Patas monkeys are a slender species colored red-brown dorsally and grey-white ventrally. The face can be recognized by a black brow ridge and nose as well as by the white area around the mouth. Adult E. p. pyrrhonotus have a white nose, changing from black as they approach sexual maturity. During pregnancy, the facial hair of female patas monkeys noticeably lightens, potentially as a result of changing hormone levels.
Males possess a bright blue scrotum. Patas exhibit a large degree of sexual dimorphism with adult males weighing 12.4 kg (27.3 lb) and adult females weighing 6.5 kg (14.3 lb) on average.

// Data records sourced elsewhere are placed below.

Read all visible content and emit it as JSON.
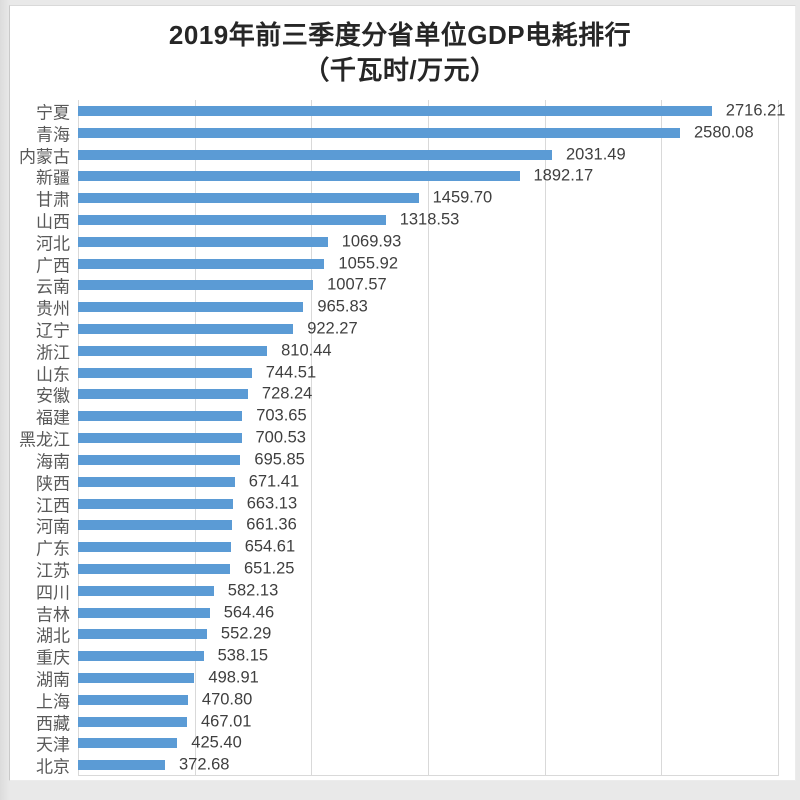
{
  "title": {
    "line1": "2019年前三季度分省单位GDP电耗排行",
    "line2": "（千瓦时/万元）"
  },
  "colors": {
    "bar": "#5b9bd5",
    "gridline": "#d9d9d9",
    "category_label": "#595959",
    "value_label": "#3f3f3f",
    "title_text": "#262626",
    "card_background": "#ffffff",
    "frame_background": "#e9e9e9"
  },
  "chart_data": {
    "type": "bar",
    "orientation": "horizontal",
    "title": "2019年前三季度分省单位GDP电耗排行（千瓦时/万元）",
    "xlabel": "",
    "ylabel": "",
    "xlim": [
      0,
      3000
    ],
    "gridline_interval": 500,
    "grid": true,
    "legend": false,
    "categories": [
      "宁夏",
      "青海",
      "内蒙古",
      "新疆",
      "甘肃",
      "山西",
      "河北",
      "广西",
      "云南",
      "贵州",
      "辽宁",
      "浙江",
      "山东",
      "安徽",
      "福建",
      "黑龙江",
      "海南",
      "陕西",
      "江西",
      "河南",
      "广东",
      "江苏",
      "四川",
      "吉林",
      "湖北",
      "重庆",
      "湖南",
      "上海",
      "西藏",
      "天津",
      "北京"
    ],
    "values": [
      2716.21,
      2580.08,
      2031.49,
      1892.17,
      1459.7,
      1318.53,
      1069.93,
      1055.92,
      1007.57,
      965.83,
      922.27,
      810.44,
      744.51,
      728.24,
      703.65,
      700.53,
      695.85,
      671.41,
      663.13,
      661.36,
      654.61,
      651.25,
      582.13,
      564.46,
      552.29,
      538.15,
      498.91,
      470.8,
      467.01,
      425.4,
      372.68
    ],
    "value_labels": [
      "2716.21",
      "2580.08",
      "2031.49",
      "1892.17",
      "1459.70",
      "1318.53",
      "1069.93",
      "1055.92",
      "1007.57",
      "965.83",
      "922.27",
      "810.44",
      "744.51",
      "728.24",
      "703.65",
      "700.53",
      "695.85",
      "671.41",
      "663.13",
      "661.36",
      "654.61",
      "651.25",
      "582.13",
      "564.46",
      "552.29",
      "538.15",
      "498.91",
      "470.80",
      "467.01",
      "425.40",
      "372.68"
    ]
  }
}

The patas male measures, excluding the tail, 600 to 875 mm (23.6 to 34.4 in) and the female measures 490 mm (19.3 in) on average. The maximum recorded longevity for a patas monkey in the wild is 21.6 years (Ross 1991).
Patas monkeys are physically adapted for life on the ground. Their slender bodies and long limbs are morphologically suited for terrestrial movement and speed rather than for arboreal movement. Patas monkeys are quadrupedal and their terrestrial locomotion is extremely quick for a primate monkey, with a maximum speed of approximately 55 km per hour (34.2 mph) reported (Hall 1965). Their especially long forelimbs facilitate this high running speed which provides an avenue of escape from predators.
In addition, they will occasionally assume a bipedal stance when alarmed, and can move bipedally if carrying an item in both hands. The tail curves down while on the ground, but is raised when on a narrow surface such as a tree branch, most likely for balance. When descending, the tail performs as a brace and controls the monkey’s descent.
In Uganda, the patas monkey is restricted to the extreme north, where it can be seen in Kidepo and Murchison Falls national parks, as well as the Pian Upe Wildlife Reserve.
It is also known as the hussar monkey. The race found ill Uganda is the Nile patas or nisras (E. p. pyrrhonotus).